Pour définir le terme de « tropicalités », nous nous référons simplement à la définition qu'en donne Georges Ngal  pour qui c'est une : « manière de nommer, de dire, (qui) a quitté les pages du dictionnaire de l'Académie française, pour la rue, le trottoir. La langue s'est dévergondée, elle a perdu ses tabous en route, tout est permis sous la plume »146(*). Ainsi définies, les « tropicalités », qui apparaissent comme des marques d'originalité de la langue chez les écrivains africains, deviennent des emplois gênants lorsqu'elles abondent dans le texte et que l'écrivain sent le besoin de les expliquer pour se faire comprendre des lecteurs qui sont originaires d'autres cultures. Sous la plume de Ken Bugul, « les tropicalités » prennent diverses formes. Ce sont des mots composés obtenus à partir de la traduction de certaines expressions ou certains proverbes d'origine africaine, ou des mots qui relèvent des emprunts à la langue locale.

Dans La folie et la mort, le narrateur n'hésite pas à employer les termes « bokonon », «  », « tongolo » et « dantchiki » qui sont des mots tirés du groupe linguistique « gbé » du sud-Bénin. Il transcrit des proverbes comme : « Celui qui veut dire la vérité doit avoir un bon cheval pour s'enfuir » et précise qu'ils sont du continent. Il fait également allusion à la divinité « Oro » qui est une divinité des peuples Yoruba.
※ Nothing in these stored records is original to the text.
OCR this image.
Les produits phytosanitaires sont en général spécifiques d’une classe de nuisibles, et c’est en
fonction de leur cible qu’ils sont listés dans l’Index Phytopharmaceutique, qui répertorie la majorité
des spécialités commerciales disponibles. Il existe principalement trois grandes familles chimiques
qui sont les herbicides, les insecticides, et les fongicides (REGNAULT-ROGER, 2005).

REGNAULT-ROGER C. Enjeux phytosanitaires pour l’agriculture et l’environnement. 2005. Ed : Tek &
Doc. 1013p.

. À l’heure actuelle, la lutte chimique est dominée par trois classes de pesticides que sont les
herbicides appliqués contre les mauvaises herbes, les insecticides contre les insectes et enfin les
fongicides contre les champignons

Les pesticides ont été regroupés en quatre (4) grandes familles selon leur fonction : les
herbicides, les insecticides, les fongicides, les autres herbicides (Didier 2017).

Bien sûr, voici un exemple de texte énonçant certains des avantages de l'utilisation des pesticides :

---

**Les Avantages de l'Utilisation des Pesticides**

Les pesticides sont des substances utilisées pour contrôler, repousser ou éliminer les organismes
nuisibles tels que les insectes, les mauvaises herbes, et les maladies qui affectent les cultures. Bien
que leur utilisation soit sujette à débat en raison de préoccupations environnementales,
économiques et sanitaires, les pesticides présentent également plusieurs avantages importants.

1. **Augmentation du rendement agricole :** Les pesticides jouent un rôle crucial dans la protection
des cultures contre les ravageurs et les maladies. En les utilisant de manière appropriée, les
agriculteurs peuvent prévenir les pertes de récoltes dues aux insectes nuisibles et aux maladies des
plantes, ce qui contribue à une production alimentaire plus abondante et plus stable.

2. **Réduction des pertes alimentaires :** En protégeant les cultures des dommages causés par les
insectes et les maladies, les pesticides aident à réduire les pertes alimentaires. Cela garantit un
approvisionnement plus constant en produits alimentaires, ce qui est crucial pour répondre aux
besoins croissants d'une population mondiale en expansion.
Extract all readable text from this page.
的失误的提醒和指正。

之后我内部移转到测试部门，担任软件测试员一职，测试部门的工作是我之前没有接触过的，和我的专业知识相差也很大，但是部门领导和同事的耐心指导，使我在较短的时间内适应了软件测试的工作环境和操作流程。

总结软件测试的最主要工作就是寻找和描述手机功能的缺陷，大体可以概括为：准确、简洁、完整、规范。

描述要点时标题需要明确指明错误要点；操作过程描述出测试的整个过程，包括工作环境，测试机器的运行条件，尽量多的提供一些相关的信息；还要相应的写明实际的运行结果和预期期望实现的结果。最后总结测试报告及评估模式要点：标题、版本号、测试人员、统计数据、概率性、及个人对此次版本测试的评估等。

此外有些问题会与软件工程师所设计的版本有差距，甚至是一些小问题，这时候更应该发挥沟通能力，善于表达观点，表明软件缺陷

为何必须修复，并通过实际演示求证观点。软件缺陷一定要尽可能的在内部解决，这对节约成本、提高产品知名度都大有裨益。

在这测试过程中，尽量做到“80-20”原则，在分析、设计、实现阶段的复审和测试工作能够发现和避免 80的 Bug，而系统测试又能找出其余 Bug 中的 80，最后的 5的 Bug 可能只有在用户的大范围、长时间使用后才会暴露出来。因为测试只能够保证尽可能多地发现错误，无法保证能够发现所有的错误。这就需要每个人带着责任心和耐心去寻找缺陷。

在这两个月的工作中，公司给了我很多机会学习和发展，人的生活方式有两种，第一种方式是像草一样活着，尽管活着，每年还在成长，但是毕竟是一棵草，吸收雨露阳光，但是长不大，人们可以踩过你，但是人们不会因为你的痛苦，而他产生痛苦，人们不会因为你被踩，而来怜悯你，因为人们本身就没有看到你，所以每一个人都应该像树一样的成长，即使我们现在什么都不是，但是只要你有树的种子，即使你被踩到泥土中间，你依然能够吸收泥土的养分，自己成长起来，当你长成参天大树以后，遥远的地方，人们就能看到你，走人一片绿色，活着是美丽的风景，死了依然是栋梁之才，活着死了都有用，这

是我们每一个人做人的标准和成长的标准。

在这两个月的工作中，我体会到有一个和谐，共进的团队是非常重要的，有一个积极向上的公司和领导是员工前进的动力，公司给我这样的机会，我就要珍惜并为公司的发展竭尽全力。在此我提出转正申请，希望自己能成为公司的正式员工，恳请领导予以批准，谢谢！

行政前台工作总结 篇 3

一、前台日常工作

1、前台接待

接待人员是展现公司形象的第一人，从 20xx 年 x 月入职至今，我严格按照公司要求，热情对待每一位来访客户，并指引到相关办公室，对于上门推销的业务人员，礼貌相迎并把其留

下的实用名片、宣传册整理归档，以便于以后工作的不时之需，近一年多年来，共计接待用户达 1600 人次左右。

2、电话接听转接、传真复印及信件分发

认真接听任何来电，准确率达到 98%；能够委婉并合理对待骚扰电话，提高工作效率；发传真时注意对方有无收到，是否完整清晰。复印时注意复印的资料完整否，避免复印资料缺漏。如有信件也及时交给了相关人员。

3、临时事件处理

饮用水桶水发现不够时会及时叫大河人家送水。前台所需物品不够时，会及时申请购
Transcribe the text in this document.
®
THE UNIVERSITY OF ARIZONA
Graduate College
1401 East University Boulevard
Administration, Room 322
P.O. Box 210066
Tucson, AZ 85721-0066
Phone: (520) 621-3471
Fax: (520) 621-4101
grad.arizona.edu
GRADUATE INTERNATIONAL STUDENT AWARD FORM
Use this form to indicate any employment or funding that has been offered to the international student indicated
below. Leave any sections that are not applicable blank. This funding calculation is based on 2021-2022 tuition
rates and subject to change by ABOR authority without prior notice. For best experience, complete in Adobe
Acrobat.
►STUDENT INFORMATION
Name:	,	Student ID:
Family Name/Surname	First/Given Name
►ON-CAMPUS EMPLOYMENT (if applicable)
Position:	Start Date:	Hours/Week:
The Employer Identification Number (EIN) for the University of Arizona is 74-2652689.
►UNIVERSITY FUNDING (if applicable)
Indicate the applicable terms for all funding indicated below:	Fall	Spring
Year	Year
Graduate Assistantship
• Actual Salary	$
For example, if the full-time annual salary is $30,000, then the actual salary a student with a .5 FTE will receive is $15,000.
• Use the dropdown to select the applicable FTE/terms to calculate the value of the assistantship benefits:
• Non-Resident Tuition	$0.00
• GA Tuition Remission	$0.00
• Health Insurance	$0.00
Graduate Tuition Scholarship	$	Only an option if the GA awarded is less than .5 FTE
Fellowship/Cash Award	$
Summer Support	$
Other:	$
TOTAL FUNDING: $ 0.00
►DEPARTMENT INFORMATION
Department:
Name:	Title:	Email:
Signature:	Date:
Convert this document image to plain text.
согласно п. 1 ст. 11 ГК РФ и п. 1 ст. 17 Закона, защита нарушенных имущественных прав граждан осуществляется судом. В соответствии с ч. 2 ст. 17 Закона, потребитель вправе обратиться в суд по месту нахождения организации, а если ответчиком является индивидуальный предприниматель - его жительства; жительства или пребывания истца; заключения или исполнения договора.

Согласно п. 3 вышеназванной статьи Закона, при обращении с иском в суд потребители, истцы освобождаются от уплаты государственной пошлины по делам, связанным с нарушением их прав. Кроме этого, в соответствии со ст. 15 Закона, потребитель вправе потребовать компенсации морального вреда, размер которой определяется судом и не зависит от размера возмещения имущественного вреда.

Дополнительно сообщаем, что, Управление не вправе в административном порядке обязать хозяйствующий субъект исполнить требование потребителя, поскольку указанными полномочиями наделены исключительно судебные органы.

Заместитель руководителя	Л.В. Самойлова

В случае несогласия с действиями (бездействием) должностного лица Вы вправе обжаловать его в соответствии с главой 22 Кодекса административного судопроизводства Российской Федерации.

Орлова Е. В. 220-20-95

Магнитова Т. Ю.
C'est dans De l'autre côté du regard que les tropicalités abondent. Nous avons par exemple l'expression « personne-connaissance » qui est la traduction littérale d'une expression locale béninoise dont le correspondant en « fongbé »147(*) pourrait être : « mètounmè ». A la page 56, le narrateur parle de « filles données », il s'agit là également d'une traduction littérale, car, en réalité, les filles ne sont pas données mais elles sont confiées à une parente généralement plus nantie que les parents biologiques, qui s'occupe de les éduquer. Cette hyperbole : « Quand tu attendais une réponse d'elle, tu pouvais aller faire un tour au marché. En revenant, elle n'avait pas encore fini sa phrase »148(*), au sujet du débit d'élocution de la fille de Sîndoni est d'origine africaine, puisque le marché en Afrique symbolise le lieu où l'on peut ou doit prendre son temps pour faire des emplettes. Quant aux mots et expressions wolof et arabes, ils jonchent le texte : « marakis », « pône », « tuur », « tangal pobar », «tabanani », « ruxu », « kel », « ndiar », « baw-nane », « haram », « zikr ». L'auteur prend le soin de mettre ces mots en italique dans le texte. Mais cela n'enlève rien au malaise que leur présence engendre pour le lecteur qui n'est pas de cette sphère culturelle, puisque, dans le cas de ce livre, ils n'ont pas souvent été expliqués.

On se rend bien compte, en lisant La folie et la mort et De l'autre côté du regard, que leur auteur, Ken Bugul, adopte volontairement un langage cru et a recours aux tropicalités qui créent, chez le lecteur, un sentiment de gêne par rapport à la mentalité et aux usages conventionnels de la société.

* 146 Georges NGAL, op.cit.p.81

* 147 Le « fongbé » est une langue du groupe linguistique « gbé » qui s'étant dans tout le golfe de Guinée, sur la côte ouest de l'Afrique.